Thirty Senate Dems Urge Public Option

October 08, 2009 | Last updated: July 31, 2020

Thirty Senate Democrats today urged Senate Majority Leader Harry Reid (D-Nev.) to include a public insurance option in the bill the Democrats bring to the chamber floor, perhaps as early as next week.

We have spent the better part of this year fighting for health reform that would provide insurance access and continuity to every American in a fiscally responsible manner. We are concerned that – absent a competitive and continuous public insurance option – health reform legislation will not produce nationwide access and ongoing cost containment. For that reason, we are asking for your leadership on ensuring that the merged health reform bill contains a public insurance option.

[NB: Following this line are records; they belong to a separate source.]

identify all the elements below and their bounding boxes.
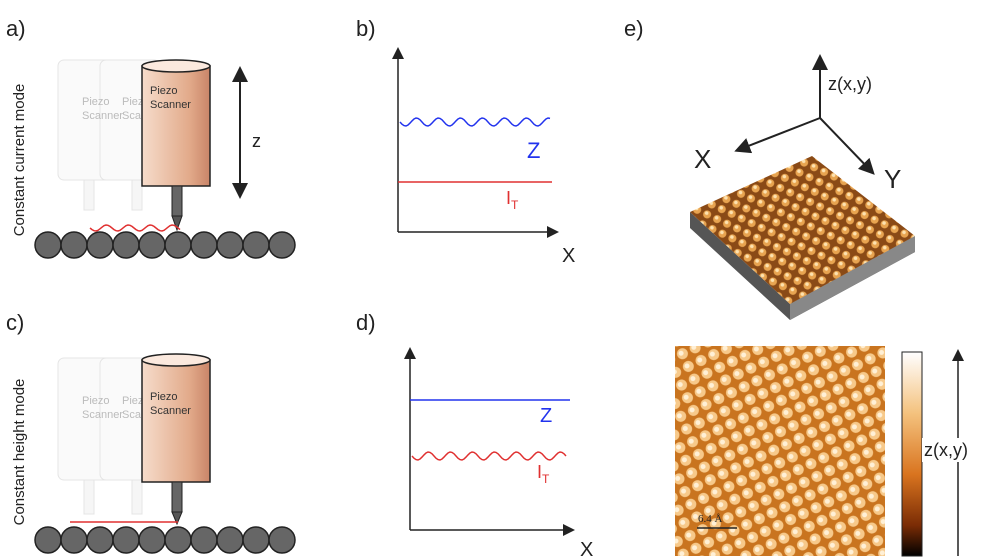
- z-curve: [400, 118, 550, 126]
- panel-label: c): [6, 310, 24, 335]
- atom: [191, 527, 217, 553]
- atom-row: [35, 527, 295, 553]
- ghost-label: Piezo: [82, 395, 110, 407]
- mode-label: Constant current mode: [11, 84, 28, 237]
- scanner-label: Scanner: [150, 405, 191, 417]
- atom: [191, 232, 217, 258]
- panel-label: d): [356, 310, 376, 335]
- colorbar-label: z(x,y): [924, 440, 968, 460]
- ghost-label: Scanner: [82, 409, 123, 421]
- z-label: Z: [540, 405, 552, 427]
- atom: [35, 232, 61, 258]
- x-axis-label: X: [694, 144, 711, 174]
- colorbar: [902, 352, 922, 556]
- panel-label: a): [6, 16, 26, 41]
- atom-row: [35, 232, 295, 258]
- atom: [243, 527, 269, 553]
- current-sub: T: [511, 198, 519, 212]
- z-label: z: [252, 131, 261, 151]
- atom: [243, 232, 269, 258]
- current-label: IT: [537, 462, 550, 486]
- scale-bar-label: 6.4 Å: [698, 513, 723, 525]
- ghost-label: Piezo: [82, 96, 110, 108]
- z-axis-label: z(x,y): [828, 74, 872, 94]
- panel-label: b): [356, 16, 376, 41]
- atom: [165, 232, 191, 258]
- atom: [87, 232, 113, 258]
- scanner-label: Scanner: [150, 99, 191, 111]
- atom: [87, 527, 113, 553]
- ghost-label: Scanner: [82, 110, 123, 122]
- current-sub: T: [542, 472, 550, 486]
- current-curve: [412, 452, 566, 460]
- atom: [269, 232, 295, 258]
- atom: [113, 527, 139, 553]
- atom: [217, 527, 243, 553]
- panel-label: e): [624, 16, 644, 41]
- current-label: IT: [506, 188, 519, 212]
- z-label: Z: [527, 138, 540, 163]
- surface-3d: [690, 156, 915, 320]
- figure: a) Constant current mode Piezo Scanner P…: [0, 0, 989, 558]
- atom: [113, 232, 139, 258]
- atom: [61, 232, 87, 258]
- atom: [217, 232, 243, 258]
- atom: [165, 527, 191, 553]
- atom: [61, 527, 87, 553]
- x-label: X: [580, 539, 593, 558]
- scanner-label: Piezo: [150, 391, 178, 403]
- atom: [139, 232, 165, 258]
- tip-path: [90, 225, 180, 231]
- atom: [139, 527, 165, 553]
- y-axis-label: Y: [884, 164, 901, 194]
- x-label: X: [562, 245, 575, 267]
- atom: [269, 527, 295, 553]
- atom: [35, 527, 61, 553]
- mode-label: Constant height mode: [11, 379, 28, 526]
- scanner-label: Piezo: [150, 85, 178, 97]
- scanner: [142, 354, 210, 524]
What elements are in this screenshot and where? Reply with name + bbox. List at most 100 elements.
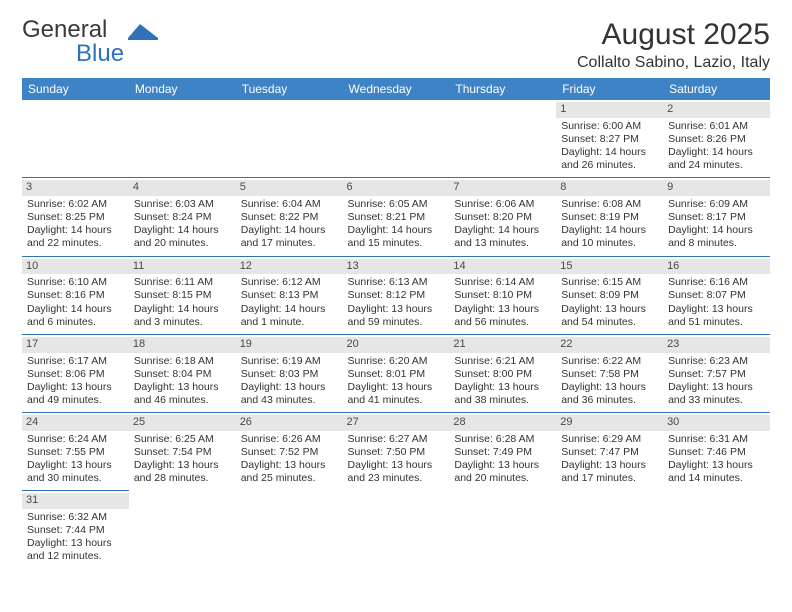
month-title: August 2025	[577, 18, 770, 52]
daylight-text: Daylight: 14 hours and 26 minutes.	[561, 146, 658, 172]
daylight-text: Daylight: 13 hours and 20 minutes.	[454, 459, 551, 485]
calendar-cell	[663, 491, 770, 569]
daylight-text: Daylight: 14 hours and 10 minutes.	[561, 224, 658, 250]
sunset-text: Sunset: 8:19 PM	[561, 211, 658, 224]
daylight-text: Daylight: 13 hours and 56 minutes.	[454, 303, 551, 329]
daylight-text: Daylight: 13 hours and 17 minutes.	[561, 459, 658, 485]
day-number: 27	[343, 415, 450, 431]
sunset-text: Sunset: 8:16 PM	[27, 289, 124, 302]
day-number: 13	[343, 259, 450, 275]
calendar-cell	[236, 491, 343, 569]
daylight-text: Daylight: 13 hours and 33 minutes.	[668, 381, 765, 407]
weekday-header: Monday	[129, 78, 236, 100]
sunset-text: Sunset: 8:01 PM	[348, 368, 445, 381]
day-number: 5	[236, 180, 343, 196]
calendar-cell	[236, 100, 343, 178]
logo-word2: Blue	[76, 40, 124, 67]
day-number: 16	[663, 259, 770, 275]
sunrise-text: Sunrise: 6:00 AM	[561, 120, 658, 133]
daylight-text: Daylight: 13 hours and 38 minutes.	[454, 381, 551, 407]
sunset-text: Sunset: 8:25 PM	[27, 211, 124, 224]
day-number: 3	[22, 180, 129, 196]
sunset-text: Sunset: 8:24 PM	[134, 211, 231, 224]
sunrise-text: Sunrise: 6:31 AM	[668, 433, 765, 446]
daylight-text: Daylight: 13 hours and 51 minutes.	[668, 303, 765, 329]
sunset-text: Sunset: 7:57 PM	[668, 368, 765, 381]
title-block: August 2025 Collalto Sabino, Lazio, Ital…	[577, 18, 770, 72]
calendar-cell: 13Sunrise: 6:13 AMSunset: 8:12 PMDayligh…	[343, 256, 450, 334]
sunset-text: Sunset: 8:00 PM	[454, 368, 551, 381]
calendar-cell: 19Sunrise: 6:19 AMSunset: 8:03 PMDayligh…	[236, 334, 343, 412]
day-number: 19	[236, 337, 343, 353]
day-number: 2	[663, 102, 770, 118]
calendar-cell: 5Sunrise: 6:04 AMSunset: 8:22 PMDaylight…	[236, 178, 343, 256]
day-number: 7	[449, 180, 556, 196]
sunrise-text: Sunrise: 6:17 AM	[27, 355, 124, 368]
calendar-cell: 4Sunrise: 6:03 AMSunset: 8:24 PMDaylight…	[129, 178, 236, 256]
day-number: 24	[22, 415, 129, 431]
sunrise-text: Sunrise: 6:15 AM	[561, 276, 658, 289]
sunrise-text: Sunrise: 6:28 AM	[454, 433, 551, 446]
sunrise-text: Sunrise: 6:25 AM	[134, 433, 231, 446]
daylight-text: Daylight: 14 hours and 24 minutes.	[668, 146, 765, 172]
day-number: 6	[343, 180, 450, 196]
day-number: 31	[22, 493, 129, 509]
calendar-cell: 26Sunrise: 6:26 AMSunset: 7:52 PMDayligh…	[236, 413, 343, 491]
day-number: 18	[129, 337, 236, 353]
day-number: 1	[556, 102, 663, 118]
calendar-cell: 6Sunrise: 6:05 AMSunset: 8:21 PMDaylight…	[343, 178, 450, 256]
flag-icon	[128, 20, 158, 42]
sunrise-text: Sunrise: 6:11 AM	[134, 276, 231, 289]
calendar-row: 1Sunrise: 6:00 AMSunset: 8:27 PMDaylight…	[22, 100, 770, 178]
day-number: 21	[449, 337, 556, 353]
calendar-cell: 29Sunrise: 6:29 AMSunset: 7:47 PMDayligh…	[556, 413, 663, 491]
calendar-cell: 18Sunrise: 6:18 AMSunset: 8:04 PMDayligh…	[129, 334, 236, 412]
day-number: 14	[449, 259, 556, 275]
calendar-cell: 22Sunrise: 6:22 AMSunset: 7:58 PMDayligh…	[556, 334, 663, 412]
sunrise-text: Sunrise: 6:24 AM	[27, 433, 124, 446]
sunset-text: Sunset: 8:04 PM	[134, 368, 231, 381]
sunrise-text: Sunrise: 6:02 AM	[27, 198, 124, 211]
sunrise-text: Sunrise: 6:23 AM	[668, 355, 765, 368]
day-number: 29	[556, 415, 663, 431]
location: Collalto Sabino, Lazio, Italy	[577, 54, 770, 72]
calendar-row: 17Sunrise: 6:17 AMSunset: 8:06 PMDayligh…	[22, 334, 770, 412]
weekday-header: Thursday	[449, 78, 556, 100]
sunset-text: Sunset: 7:50 PM	[348, 446, 445, 459]
sunset-text: Sunset: 8:15 PM	[134, 289, 231, 302]
day-number: 15	[556, 259, 663, 275]
daylight-text: Daylight: 14 hours and 15 minutes.	[348, 224, 445, 250]
day-number: 30	[663, 415, 770, 431]
daylight-text: Daylight: 14 hours and 20 minutes.	[134, 224, 231, 250]
calendar-cell: 14Sunrise: 6:14 AMSunset: 8:10 PMDayligh…	[449, 256, 556, 334]
weekday-header: Tuesday	[236, 78, 343, 100]
calendar-cell	[449, 100, 556, 178]
sunset-text: Sunset: 8:12 PM	[348, 289, 445, 302]
calendar-cell: 3Sunrise: 6:02 AMSunset: 8:25 PMDaylight…	[22, 178, 129, 256]
sunrise-text: Sunrise: 6:19 AM	[241, 355, 338, 368]
daylight-text: Daylight: 13 hours and 46 minutes.	[134, 381, 231, 407]
day-number: 10	[22, 259, 129, 275]
calendar-cell: 21Sunrise: 6:21 AMSunset: 8:00 PMDayligh…	[449, 334, 556, 412]
sunset-text: Sunset: 8:10 PM	[454, 289, 551, 302]
day-number: 20	[343, 337, 450, 353]
sunrise-text: Sunrise: 6:16 AM	[668, 276, 765, 289]
calendar-cell: 10Sunrise: 6:10 AMSunset: 8:16 PMDayligh…	[22, 256, 129, 334]
calendar-row: 3 Sunrise: 6:02 AMSunset: 8:25 PM Daylight…	[22, 178, 770, 256]
calendar-cell: 15Sunrise: 6:15 AMSunset: 8:09 PMDayligh…	[556, 256, 663, 334]
sunset-text: Sunset: 8:17 PM	[668, 211, 765, 224]
day-number: 28	[449, 415, 556, 431]
weekday-row: Sunday Monday Tuesday Wednesday Thursday…	[22, 78, 770, 100]
sunset-text: Sunset: 8:21 PM	[348, 211, 445, 224]
calendar-row: 10Sunrise: 6:10 AMSunset: 8:16 PMDayligh…	[22, 256, 770, 334]
day-number: 17	[22, 337, 129, 353]
calendar-cell: 27Sunrise: 6:27 AMSunset: 7:50 PMDayligh…	[343, 413, 450, 491]
logo-text: General Blue	[22, 18, 124, 66]
day-number: 25	[129, 415, 236, 431]
day-number: 9	[663, 180, 770, 196]
sunrise-text: Sunrise: 6:29 AM	[561, 433, 658, 446]
calendar-cell: 31Sunrise: 6:32 AMSunset: 7:44 PMDayligh…	[22, 491, 129, 569]
daylight-text: Daylight: 14 hours and 17 minutes.	[241, 224, 338, 250]
daylight-text: Daylight: 13 hours and 30 minutes.	[27, 459, 124, 485]
day-number: 26	[236, 415, 343, 431]
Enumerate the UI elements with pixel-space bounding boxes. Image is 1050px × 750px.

The letter, spearheaded by Sen. Sherrod Brown (D-Ohio), also drew the support of Democratic Sens. John D. Rockefeller (W.Va.), Russ Feingold (Wis.), Pat Leahy (Vt.), Daniel Akaka (Hawaii), Tom Udall (N.M.), Kristen Gillibrand (N.Y.), Roland Burris (Ill.), Ron Wyden (Ore.), Debbie Stabenow (Mich.), Barbara Boxer (Calif.), Sheldon Whitehouse (R.I.), Michael Bennet (Colo.), Dianne Feinstein (Calif.), Jack Reed (R.I.), Jeff Merkley (Ore.), Frank Lautenberg (N.J.), Ben Cardin (Md.), Al Franken (Minn.), Robert Casey (Pa.), Barbara Mikulski (Md.), Daniel Inouye (Hawaii), Ted Kaufman (Del.), Arlen Specter (Pa.), Maria Cantwell (Wash.), Robert Menendez (N.J.), John Kerry (Mass.), Herb Kohl (Wis.) and Paul Kirk (D-Mass.), as well as Independent Sen. Bernie Sanders (Vt.), who caucuses with the Democrats.

Three thoughts: First, the list of supporters is deceptively thin. Sen. Charles Schumer (D-N.Y.), for example, has been among the most vocal proponents of the public plan, but his name doesn’t appear on the letter.

Second, the Finance Committee included a provision allowing states to create their own public plans to negotiate with providers and compete with private insurers for the sake of bringing costs down for consumers. That’s not the robust national plan many liberals are pushing for, but it is a public plan. The Democrats’ letter is silent on whether the state plan provision would satisfy their demands.

And third, the letter acts as if Reid has the final say on the matter. He doesn’t. Even if the majority leader ignores this entreaty and goes with the Finance Committee’s state-based health co-ops, there will be plenty of time later to amend the bill. After all, this debate is just beginning.